Playwright Kate Moira Ryan - author of 25 QUESTIONS FOR A JEWISH MOTHER, THE BEEBO BRINKER CHRONICLES, OTMA, CAVEDWELLER, and most recently MOMMY QUEEREST - has crafted a funny, deeply touching look inside the life of five driven New Yorkers, including a woman whose disability is a part of her life, but does not define it. That's the way it works for so many of the 54,000,000 Americans, nearly 20% of all U.S. citizens, who deal with a disability.
To gain greater acceptance of people with disabilities, Theater Breaking Through Barriers strives to show their lives realistically enacted onstage, on TV and in films, and by actors who actually have disabilities. The recent controversies concerning the use of a hearing actor to play a deaf character Off-Broadway in THE HEART IS A LONELY HUNTER, and of a seeing and hearing actress to play Helen Keller on Broadway in THE MIRACLE WORKER, show the problem is very much with us. What's good is there is now controversy; years ago no one would even have noticed.
"Three things are necessary to confront this problem: the willingness of producers to risk using actors with disabilities; the training and development of these actors; and the existence of visible role models to inspire young people with disabilities to dare to become actors and writers and represent their own lives," says Mr. Schambelan, who will direct the play. "We are the only Off-Broadway theater showing the wares of these talents," he adds.
Performances of BASS FOR PICASSO take place Wednesday and Thursday at 7:00pm, Friday and Saturday at 8:00pm, and Saturday and Sunday at 3:00pm. Tickets for the show are $41.25 and may be purchased online at www.ticketcentral.com or by calling the box office at 212-279-4200.
Theater Breaking Through Barriers, formerly Theater By The Blind, has been working for 29 years to develop blind and low vision talent for the theater, television and film. With great pride, the company has just changed its name to reflect its commitment to include all artists with disabilities in its work, onstage, backstage, in the office and in the audience.
As baby boomers age, more and more Americans will be dealing with disability. 52,000,000 of us, 18%, already do. Yet only 2% of characters on television exhibit a disability and only 0.5% are allowed to speak. TBTB needs to get the reality of our rich, independent lives in front of audiences.

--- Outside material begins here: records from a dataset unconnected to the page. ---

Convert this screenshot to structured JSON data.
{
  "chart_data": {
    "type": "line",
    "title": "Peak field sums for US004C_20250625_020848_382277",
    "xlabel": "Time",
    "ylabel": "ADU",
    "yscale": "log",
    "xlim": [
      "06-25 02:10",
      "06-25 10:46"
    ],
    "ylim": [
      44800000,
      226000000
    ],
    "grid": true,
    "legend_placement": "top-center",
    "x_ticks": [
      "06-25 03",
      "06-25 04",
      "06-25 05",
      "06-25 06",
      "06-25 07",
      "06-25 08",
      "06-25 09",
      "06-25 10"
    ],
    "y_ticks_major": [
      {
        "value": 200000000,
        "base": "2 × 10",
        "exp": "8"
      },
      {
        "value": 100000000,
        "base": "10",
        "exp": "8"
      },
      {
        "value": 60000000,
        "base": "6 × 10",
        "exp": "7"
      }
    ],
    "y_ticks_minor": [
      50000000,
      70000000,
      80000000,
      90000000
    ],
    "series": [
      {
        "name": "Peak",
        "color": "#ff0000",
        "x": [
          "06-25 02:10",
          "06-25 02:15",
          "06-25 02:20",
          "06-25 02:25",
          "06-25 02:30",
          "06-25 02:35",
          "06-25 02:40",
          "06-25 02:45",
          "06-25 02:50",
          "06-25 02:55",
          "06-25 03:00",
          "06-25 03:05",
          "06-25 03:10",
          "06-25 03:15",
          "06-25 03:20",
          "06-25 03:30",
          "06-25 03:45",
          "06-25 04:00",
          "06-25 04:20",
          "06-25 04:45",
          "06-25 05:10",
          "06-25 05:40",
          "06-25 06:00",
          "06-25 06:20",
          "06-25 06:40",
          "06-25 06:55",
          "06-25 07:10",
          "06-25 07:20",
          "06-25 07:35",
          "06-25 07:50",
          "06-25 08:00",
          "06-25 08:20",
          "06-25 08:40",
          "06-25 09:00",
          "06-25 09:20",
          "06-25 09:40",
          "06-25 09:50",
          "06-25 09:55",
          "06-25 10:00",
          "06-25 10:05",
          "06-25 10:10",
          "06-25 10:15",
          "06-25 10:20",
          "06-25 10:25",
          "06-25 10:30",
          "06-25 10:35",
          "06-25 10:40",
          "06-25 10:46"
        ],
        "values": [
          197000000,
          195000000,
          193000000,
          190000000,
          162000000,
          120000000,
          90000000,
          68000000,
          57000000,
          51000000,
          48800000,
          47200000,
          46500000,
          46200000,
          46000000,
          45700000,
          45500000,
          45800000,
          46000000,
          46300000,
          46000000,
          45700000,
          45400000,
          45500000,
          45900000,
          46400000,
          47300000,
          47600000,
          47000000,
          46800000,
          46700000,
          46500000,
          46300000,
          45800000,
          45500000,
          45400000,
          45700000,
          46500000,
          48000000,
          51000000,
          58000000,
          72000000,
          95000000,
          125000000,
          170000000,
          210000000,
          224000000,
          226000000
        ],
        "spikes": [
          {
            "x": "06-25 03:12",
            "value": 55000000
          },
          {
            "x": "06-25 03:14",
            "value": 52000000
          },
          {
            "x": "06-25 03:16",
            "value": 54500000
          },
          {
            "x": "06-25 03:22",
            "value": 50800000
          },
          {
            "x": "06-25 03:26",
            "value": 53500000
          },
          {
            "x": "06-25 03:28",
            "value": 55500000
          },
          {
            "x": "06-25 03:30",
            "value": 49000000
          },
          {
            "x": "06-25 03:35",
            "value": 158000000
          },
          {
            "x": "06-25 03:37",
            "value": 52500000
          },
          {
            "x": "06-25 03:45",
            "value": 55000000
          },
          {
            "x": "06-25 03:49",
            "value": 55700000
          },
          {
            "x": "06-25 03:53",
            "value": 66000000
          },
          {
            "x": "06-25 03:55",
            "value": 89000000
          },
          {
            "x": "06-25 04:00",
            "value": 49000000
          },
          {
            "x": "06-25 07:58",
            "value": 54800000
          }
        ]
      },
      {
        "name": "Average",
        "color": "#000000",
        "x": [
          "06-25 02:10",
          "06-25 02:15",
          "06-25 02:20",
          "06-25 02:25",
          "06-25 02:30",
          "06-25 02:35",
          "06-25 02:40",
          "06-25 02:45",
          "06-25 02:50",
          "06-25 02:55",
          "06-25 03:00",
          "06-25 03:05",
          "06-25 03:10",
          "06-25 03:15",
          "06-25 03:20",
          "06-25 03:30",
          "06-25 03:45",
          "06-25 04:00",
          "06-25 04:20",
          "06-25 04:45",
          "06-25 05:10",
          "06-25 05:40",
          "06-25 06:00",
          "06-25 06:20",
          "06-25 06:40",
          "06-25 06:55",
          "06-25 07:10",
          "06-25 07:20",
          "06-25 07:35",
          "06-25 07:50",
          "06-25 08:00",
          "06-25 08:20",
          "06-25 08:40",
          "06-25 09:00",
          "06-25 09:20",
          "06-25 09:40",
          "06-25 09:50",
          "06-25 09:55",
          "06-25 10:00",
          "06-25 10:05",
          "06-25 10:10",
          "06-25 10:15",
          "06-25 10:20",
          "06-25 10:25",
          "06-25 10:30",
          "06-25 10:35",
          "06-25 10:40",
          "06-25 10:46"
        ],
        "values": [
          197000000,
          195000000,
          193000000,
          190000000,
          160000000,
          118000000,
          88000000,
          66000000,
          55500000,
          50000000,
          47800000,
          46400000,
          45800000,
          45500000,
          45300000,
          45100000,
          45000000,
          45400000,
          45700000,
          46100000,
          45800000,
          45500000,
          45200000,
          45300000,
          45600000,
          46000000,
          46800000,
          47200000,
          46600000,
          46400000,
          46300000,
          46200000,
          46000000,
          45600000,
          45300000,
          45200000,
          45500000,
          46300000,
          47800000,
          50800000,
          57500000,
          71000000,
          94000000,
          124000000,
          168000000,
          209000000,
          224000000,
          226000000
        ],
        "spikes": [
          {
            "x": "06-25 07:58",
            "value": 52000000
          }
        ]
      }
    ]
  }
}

Last year TBTB started intensive work to achieve this goal. The first show of the 2007 season, A Midsummer Night's Dream, featured an actress in a wheelchair, which The New York Times said added "a most delightful extra layer of meaning in the production." The second production, The Rules of Charity, was written by John Belluso, a playwright with a disability. The play's action centered on a man using a wheelchair; the company of six integrated a low vision actress and an actor with Cerebral Palsy as well as a stage manager working from a wheelchair. The Times called it a "dark, scalding play [in] a sharp New York premiere."
TBTB's work to become the home base theater for all people with disabilities - actors and audiences - has received generous support from Theatre Communications Group, the Doris Duke Charitable Foundation, the Andrew W. Mellon Foundation, the Robert Sterling Clark Foundation, the New York Community Trust and the Emma A. Sheafer Charitable Trust.